Dan Gilbert and his company, Bedrock, announced they are investing $2.1 billion in four different projects with the plans to create 24,000 jobs in Detroit.
Gilbert made the announcement Wednesday afternoon at the Book Tower.
The investments will be in the Book Tower, and previously announced projects at the former Hudson's site, the Monroe Block near Greektown and Campus Martius, and the One Campus Martius building, formerly known as the Compuware Building.
"This is a day we've been waiting for for a long time," Detroit Mayor Mike Duggan said. "The city of Detroit is going vertical. $2 billion that will reshape this city's skyline and Dan Gilbert and the Bedrock team are driving us in the right direction."
Of the 24,000 jobs that are being created, 15,000 will be construction jobs and the other 9,000 permanent jobs. $1.9 billion of it will be privately financed with $250 million in incentives.
The $250 million in incentives are expected to come with the My Thrive Bill, which designates, according to Duggan, money from the state income tax to help give the incentives.
"You have a situation where the state of Michigan is supporting the development of the city," without hurting the city's schools and government.
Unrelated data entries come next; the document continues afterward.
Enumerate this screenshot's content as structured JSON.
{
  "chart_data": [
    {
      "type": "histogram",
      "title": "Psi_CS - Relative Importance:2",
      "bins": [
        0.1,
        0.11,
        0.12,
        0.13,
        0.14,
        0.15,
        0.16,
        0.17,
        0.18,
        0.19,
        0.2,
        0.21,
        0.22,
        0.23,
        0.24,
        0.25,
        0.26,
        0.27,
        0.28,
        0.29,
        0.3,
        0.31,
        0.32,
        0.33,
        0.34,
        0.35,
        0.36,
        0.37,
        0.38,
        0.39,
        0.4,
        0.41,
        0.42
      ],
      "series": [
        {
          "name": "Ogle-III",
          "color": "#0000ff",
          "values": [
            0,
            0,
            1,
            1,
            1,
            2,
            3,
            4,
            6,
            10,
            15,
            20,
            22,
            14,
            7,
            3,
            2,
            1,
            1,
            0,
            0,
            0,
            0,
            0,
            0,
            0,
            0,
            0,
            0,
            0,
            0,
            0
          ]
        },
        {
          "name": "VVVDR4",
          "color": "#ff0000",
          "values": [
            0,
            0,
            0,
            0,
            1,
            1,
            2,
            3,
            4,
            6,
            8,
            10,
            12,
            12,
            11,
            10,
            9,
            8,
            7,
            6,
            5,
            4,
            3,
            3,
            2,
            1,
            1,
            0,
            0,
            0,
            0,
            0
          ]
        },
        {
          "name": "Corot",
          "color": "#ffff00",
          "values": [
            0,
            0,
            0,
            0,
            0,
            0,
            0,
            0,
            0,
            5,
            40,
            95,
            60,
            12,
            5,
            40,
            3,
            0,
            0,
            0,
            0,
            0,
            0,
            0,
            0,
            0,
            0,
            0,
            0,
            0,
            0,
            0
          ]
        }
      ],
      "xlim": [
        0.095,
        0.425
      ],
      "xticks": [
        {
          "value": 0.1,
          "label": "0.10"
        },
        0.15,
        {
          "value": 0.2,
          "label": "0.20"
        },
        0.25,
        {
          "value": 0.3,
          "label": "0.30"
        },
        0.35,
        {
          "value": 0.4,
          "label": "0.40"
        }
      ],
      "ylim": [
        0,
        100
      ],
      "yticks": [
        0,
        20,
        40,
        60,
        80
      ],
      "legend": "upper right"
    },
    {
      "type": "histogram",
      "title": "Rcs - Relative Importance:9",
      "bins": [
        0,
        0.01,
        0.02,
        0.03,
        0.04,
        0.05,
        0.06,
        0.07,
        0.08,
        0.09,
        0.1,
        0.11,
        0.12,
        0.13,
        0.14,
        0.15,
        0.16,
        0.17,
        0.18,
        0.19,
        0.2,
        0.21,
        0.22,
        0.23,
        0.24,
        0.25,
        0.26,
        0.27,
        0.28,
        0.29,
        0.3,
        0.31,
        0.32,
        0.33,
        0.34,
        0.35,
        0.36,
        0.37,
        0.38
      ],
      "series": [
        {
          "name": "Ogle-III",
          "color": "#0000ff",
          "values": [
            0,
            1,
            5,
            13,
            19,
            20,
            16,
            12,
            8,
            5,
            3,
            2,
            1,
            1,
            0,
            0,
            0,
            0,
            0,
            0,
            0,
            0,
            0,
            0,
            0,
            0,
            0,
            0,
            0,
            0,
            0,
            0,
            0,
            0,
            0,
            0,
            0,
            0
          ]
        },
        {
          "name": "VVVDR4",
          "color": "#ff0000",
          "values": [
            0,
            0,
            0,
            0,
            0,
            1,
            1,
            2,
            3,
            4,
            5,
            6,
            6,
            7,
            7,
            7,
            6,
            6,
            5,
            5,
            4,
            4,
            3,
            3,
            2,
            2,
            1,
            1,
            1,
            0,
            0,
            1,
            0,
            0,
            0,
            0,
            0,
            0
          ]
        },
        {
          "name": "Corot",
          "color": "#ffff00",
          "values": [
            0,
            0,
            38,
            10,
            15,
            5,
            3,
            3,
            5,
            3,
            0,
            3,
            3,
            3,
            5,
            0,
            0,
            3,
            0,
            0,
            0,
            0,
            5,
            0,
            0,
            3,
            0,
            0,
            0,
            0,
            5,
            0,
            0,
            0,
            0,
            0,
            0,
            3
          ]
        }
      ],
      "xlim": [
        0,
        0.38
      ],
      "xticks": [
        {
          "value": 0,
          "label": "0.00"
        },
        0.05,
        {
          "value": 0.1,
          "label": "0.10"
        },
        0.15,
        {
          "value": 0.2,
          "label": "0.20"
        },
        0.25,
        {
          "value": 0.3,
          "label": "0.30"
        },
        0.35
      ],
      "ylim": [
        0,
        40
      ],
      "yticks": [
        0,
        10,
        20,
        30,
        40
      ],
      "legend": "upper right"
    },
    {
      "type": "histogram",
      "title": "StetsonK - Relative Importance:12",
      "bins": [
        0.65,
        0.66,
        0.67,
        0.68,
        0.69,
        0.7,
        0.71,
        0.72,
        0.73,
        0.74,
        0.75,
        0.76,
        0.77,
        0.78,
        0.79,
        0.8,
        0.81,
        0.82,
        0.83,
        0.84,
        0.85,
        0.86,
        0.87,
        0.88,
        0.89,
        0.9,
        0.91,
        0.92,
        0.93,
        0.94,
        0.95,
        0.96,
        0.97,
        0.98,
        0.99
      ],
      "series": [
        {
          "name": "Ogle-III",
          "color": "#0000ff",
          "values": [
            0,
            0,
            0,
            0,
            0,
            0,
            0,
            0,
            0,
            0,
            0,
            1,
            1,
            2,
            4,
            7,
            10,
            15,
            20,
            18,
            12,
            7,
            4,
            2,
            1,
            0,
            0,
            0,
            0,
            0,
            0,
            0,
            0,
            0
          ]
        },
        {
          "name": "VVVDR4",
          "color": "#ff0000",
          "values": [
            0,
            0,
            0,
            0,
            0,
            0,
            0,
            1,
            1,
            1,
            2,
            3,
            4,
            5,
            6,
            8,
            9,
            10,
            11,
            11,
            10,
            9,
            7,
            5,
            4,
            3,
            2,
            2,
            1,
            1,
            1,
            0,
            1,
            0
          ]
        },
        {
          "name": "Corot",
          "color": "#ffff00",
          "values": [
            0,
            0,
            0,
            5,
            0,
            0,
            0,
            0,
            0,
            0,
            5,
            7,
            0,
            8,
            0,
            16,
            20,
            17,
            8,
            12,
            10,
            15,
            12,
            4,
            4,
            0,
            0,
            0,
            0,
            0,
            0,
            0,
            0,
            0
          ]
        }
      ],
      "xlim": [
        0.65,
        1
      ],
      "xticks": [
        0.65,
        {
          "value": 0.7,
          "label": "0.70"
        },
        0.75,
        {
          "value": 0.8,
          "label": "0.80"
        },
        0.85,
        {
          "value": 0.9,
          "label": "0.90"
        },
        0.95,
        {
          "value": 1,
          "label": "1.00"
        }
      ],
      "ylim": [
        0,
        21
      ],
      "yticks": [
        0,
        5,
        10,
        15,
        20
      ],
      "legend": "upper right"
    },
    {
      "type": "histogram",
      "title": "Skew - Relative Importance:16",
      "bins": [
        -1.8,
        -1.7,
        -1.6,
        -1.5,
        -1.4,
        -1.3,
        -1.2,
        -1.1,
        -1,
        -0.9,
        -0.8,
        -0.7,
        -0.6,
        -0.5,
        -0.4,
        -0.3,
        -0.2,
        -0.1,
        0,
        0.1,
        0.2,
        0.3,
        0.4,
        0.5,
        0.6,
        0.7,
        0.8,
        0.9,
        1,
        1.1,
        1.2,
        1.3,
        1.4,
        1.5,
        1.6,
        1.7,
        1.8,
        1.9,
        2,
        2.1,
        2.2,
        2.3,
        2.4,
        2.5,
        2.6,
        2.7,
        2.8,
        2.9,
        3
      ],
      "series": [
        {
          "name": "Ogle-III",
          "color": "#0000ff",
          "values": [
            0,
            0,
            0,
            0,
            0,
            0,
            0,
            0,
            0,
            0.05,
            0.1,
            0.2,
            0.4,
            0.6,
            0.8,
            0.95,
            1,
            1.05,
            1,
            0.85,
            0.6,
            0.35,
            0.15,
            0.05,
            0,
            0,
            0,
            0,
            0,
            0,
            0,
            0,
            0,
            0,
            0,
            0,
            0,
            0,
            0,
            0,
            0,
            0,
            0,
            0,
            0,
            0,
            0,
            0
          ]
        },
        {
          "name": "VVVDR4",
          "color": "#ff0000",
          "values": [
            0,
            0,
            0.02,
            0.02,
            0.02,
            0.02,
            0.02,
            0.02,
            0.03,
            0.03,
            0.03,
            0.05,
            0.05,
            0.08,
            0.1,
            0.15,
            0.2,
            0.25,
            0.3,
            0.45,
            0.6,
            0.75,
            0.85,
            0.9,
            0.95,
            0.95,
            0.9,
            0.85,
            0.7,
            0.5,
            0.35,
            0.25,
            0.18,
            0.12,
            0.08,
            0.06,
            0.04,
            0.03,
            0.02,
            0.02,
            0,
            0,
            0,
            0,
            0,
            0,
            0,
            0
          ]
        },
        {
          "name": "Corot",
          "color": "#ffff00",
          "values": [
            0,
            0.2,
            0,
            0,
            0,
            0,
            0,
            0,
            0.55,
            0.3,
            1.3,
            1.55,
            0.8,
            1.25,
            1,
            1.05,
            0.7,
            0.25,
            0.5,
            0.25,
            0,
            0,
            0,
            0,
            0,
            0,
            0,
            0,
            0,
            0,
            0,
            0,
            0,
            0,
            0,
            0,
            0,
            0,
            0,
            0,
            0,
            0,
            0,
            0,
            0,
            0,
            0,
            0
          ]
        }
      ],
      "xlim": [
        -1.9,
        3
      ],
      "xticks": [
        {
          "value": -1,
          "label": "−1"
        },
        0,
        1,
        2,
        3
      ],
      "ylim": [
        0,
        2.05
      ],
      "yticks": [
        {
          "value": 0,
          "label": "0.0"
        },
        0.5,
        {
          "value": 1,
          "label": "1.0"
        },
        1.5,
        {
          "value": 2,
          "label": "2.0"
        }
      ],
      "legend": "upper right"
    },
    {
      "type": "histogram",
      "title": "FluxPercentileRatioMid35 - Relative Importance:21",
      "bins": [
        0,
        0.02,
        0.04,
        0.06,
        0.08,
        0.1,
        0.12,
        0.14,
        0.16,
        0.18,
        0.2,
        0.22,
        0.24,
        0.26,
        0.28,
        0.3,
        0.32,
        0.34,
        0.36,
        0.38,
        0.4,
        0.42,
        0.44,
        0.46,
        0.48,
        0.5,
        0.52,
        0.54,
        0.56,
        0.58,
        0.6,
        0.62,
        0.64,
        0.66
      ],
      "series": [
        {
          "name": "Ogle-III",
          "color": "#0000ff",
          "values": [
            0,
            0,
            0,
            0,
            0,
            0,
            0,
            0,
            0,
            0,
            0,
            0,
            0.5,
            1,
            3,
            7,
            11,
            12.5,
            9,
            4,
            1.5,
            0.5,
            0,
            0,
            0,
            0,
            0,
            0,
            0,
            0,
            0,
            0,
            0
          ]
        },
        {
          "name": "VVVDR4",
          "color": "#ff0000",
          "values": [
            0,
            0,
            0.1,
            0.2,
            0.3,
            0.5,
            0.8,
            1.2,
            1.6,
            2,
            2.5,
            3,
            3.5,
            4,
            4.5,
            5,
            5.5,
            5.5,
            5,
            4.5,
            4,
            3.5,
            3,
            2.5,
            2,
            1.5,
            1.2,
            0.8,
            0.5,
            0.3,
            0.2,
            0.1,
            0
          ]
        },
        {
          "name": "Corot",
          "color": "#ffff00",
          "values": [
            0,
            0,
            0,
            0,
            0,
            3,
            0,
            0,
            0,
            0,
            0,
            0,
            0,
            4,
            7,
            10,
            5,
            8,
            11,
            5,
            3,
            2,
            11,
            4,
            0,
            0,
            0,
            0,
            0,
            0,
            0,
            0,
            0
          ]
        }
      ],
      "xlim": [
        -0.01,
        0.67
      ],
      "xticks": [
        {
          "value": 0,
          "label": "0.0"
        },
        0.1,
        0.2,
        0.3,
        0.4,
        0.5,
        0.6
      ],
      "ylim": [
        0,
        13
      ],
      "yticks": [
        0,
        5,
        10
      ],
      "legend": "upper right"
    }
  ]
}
With the city ordinance, 51 percent of the workers have to be from the city of Detroit. Duggan said it has the potential to be over 1 million hours of work on all of these projects, more than double the work Detroiters did on Little Caesars Arena.
According to Gilbert, they are investing $313 million in rehabilitation for the Book Tower, which was vacant when Bedrock bought it over two years ago.
There will be nearly 320,000 square feet of space, including 80,000 square feet of office space, plus retail space, 95 residential units and possibly hotels. Gilbert said they are talking to high-end hotels who want to come to Detroit and view it as a real opportunity to bring a 4-star and 5-star hotel to the city.
The plans for the One Campus Martius building include filling in the massive gap on the back of the building, facing away from Campus Martius Park.
It is a $95 million expansion that will add 273,000 square feet to the building, plus upgrading the lobby to make it more open and more exciting.
The other two projects have previously been announced.
Gilbert said the skyscraper and building at the site of the old Hudson's in downtown Detroit will cost $900 million and will be the tallest skyscraper in the city.
The building will have 240,000 square feet for office space, 100,000 square feet for retail space, 75,000 square feet of public space and 330 residential units.
"We want to make this a landmark attraction, landmark architecture that Detroit will be proud of for decades and decades," Gilbert said.
The plan for the skyscraper is to attract the kind of businesses and tech businesses for the city. It will have open floor plates, lots of light and what he said is a lot of attraction from an architectural standpoint.
It's expected to break ground in 2017.
The final project is the Monroe Block and will cost more than $830 million. it will have 810,000 square feet of office space, 170,000 square feet of retail space, 482 residential apartments and at least 900 parking spaces.
That's expected to break ground next year.
During the announcement, Gilbert said the city is in dire need of more room for offices and residences.
"We have nowhere to go for more office space," he said. "Either Quicken Loans has to move or go vertical. Momentum breeds momentum."
According to Gilbert, all four projects are in a combined 5-year timeline, meaning the last of the four should be completed within five years.